Allo stesso modo, il progresso tecnologico è ineludibile attraverso il marketing. Non esiste uno scenario in cui i produttori di candele commercializzino la loro via d'uscita dall'essere sostituiti dall'elettricità come forma di produzione di luce. Compri cose di cui troverai un bisogno limitato? Certamente. Le decisioni di mercato errate sono un tema ricorrente e nessuno pretende che i consumatori agiscano perfettamente. Se siamo disposti ad ammettere l'imperfezione dei consumatori, non pretendiamo che le decisioni centralizzate sul comportamento dei consumatori siano esse stesse esenti da errori.

Ciò è particolarmente vero quando si tratta di nutrizione. La piramide alimentare predicata per decenni è stata completamente capovolta grazie a nuove scoperte scientifiche.

Denise Minger scrive nel suo libro Morte per piramide alimentare sulla revisione commissionata da Louise Light della piramide alimentare del 1956 negli Stati Uniti, che alla fine fu respinta: “La guida Light e il suo team hanno lavorato così duramente per assemblare è tornata una perversione mutilata e sbilenca di se stessa.
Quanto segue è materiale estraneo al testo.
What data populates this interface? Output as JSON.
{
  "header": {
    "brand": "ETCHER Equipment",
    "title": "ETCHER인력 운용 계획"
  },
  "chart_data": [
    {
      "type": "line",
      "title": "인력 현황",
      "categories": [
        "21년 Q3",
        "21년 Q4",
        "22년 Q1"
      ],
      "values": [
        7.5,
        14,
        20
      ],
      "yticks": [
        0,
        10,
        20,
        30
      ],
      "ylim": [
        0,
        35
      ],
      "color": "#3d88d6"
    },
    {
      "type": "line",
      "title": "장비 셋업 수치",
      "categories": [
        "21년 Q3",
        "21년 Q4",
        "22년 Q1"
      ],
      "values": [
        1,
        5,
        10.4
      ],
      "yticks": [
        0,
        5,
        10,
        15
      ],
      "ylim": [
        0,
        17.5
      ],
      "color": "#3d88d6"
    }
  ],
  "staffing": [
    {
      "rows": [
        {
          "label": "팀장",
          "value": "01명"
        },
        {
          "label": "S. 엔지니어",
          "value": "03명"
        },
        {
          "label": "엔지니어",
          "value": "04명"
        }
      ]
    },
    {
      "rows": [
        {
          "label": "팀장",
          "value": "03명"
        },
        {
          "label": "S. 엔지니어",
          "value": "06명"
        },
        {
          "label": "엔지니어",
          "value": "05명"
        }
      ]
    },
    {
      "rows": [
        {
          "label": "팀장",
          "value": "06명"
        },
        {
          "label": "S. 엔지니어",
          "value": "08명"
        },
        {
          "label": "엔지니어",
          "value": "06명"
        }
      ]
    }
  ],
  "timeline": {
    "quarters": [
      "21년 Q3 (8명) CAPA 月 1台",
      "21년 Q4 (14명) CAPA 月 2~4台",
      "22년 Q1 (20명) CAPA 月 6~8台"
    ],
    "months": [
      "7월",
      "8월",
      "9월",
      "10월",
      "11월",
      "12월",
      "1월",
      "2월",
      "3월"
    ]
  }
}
Le porzioni di cereali raccomandate erano quasi quadruplicate, diventando il fulcro della dieta americana: da sei a undici porzioni di cereali al giorno sostituivano le due o tre consigliate da Light... scegli una dieta "moderata nello zucchero", senza alcuna spiegazione di cosa significasse effettivamente quella frase confusa.
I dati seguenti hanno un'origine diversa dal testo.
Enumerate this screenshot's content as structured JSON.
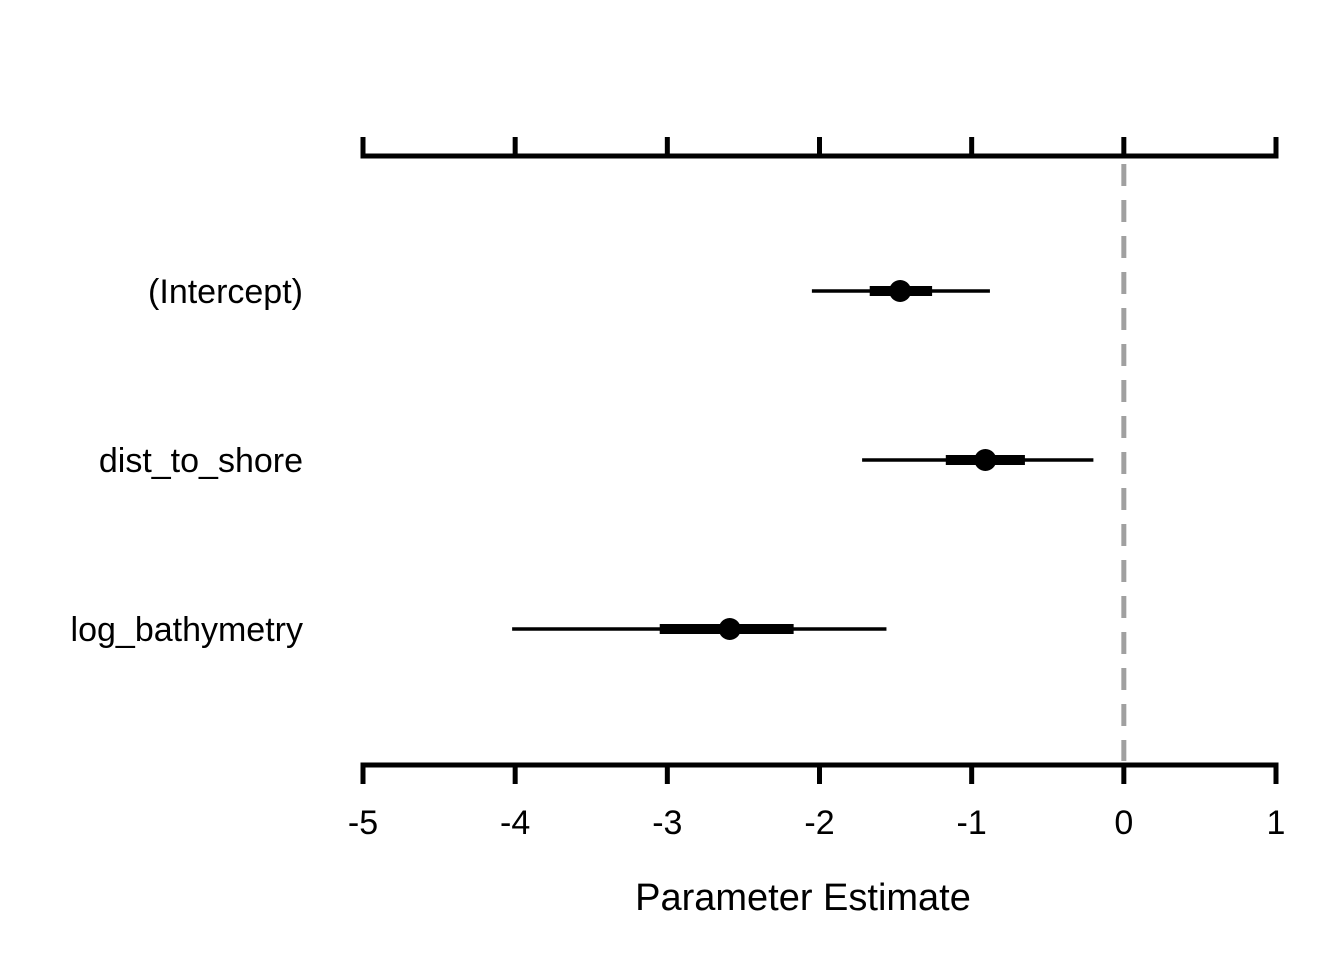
{
  "chart_data": {
    "type": "coefficient-interval",
    "xlabel": "Parameter Estimate",
    "xlim": [
      -5,
      1
    ],
    "xticks": [
      "-5",
      "-4",
      "-3",
      "-2",
      "-1",
      "0",
      "1"
    ],
    "reference_line": {
      "x": 0,
      "style": "dashed",
      "color": "#a0a0a0"
    },
    "parameters": [
      {
        "label": "(Intercept)",
        "estimate": -1.47,
        "inner": [
          -1.67,
          -1.26
        ],
        "outer": [
          -2.05,
          -0.88
        ]
      },
      {
        "label": "dist_to_shore",
        "estimate": -0.91,
        "inner": [
          -1.17,
          -0.65
        ],
        "outer": [
          -1.72,
          -0.2
        ]
      },
      {
        "label": "log_bathymetry",
        "estimate": -2.59,
        "inner": [
          -3.05,
          -2.17
        ],
        "outer": [
          -4.02,
          -1.56
        ]
      }
    ],
    "colors": {
      "line": "#000000",
      "point": "#000000",
      "reference": "#a0a0a0"
    }
  }
}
Le autorità centralizzate commettono errori quando si tratta di raccomandazioni nutrizionali. L'affermazione che la pubblicità ci stia facendo il lavaggio del cervello e che i burocrati conoscano la via d'uscita è essenzialmente l'approccio sbagliato.
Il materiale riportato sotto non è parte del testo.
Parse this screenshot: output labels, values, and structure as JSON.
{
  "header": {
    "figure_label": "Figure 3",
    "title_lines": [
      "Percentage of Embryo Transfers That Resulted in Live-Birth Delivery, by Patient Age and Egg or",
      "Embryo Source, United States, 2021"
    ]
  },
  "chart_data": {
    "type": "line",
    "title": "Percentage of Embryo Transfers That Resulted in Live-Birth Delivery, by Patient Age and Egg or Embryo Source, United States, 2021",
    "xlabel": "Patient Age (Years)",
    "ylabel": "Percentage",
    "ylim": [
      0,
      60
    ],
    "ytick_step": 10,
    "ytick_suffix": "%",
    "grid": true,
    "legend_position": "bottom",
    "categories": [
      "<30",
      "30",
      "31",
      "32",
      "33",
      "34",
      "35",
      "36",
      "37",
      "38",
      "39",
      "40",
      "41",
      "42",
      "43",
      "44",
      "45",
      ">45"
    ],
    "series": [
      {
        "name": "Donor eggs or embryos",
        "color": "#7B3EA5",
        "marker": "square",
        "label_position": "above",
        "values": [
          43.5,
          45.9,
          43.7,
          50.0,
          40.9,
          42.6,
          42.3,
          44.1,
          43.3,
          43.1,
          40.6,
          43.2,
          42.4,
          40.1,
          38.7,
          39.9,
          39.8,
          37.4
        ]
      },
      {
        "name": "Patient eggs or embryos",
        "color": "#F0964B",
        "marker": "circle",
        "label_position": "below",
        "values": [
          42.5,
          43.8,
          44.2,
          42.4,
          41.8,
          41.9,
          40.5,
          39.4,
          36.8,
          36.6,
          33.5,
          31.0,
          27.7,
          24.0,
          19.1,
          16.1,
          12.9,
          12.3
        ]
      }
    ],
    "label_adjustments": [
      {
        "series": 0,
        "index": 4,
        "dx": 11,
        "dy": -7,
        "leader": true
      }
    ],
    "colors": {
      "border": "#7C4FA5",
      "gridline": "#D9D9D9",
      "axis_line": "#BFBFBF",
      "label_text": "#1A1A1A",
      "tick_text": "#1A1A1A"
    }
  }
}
I miglioramenti possono sempre essere apportati, ma devono essere apportati attraverso l'educazione, non con palesi divieti di accesso alle informazioni.

Consentitemi di formularlo in un modo che si adatti alla vicinanza delle elezioni europee dei prossimi mesi: se i consumatori sono così male informati che non possono nemmeno astenersi dall'acquistare cibo non appena ne vedono la pubblicità, allora perché sono adatti a eleggere parlamentari? chi legifera queste pubblicità via?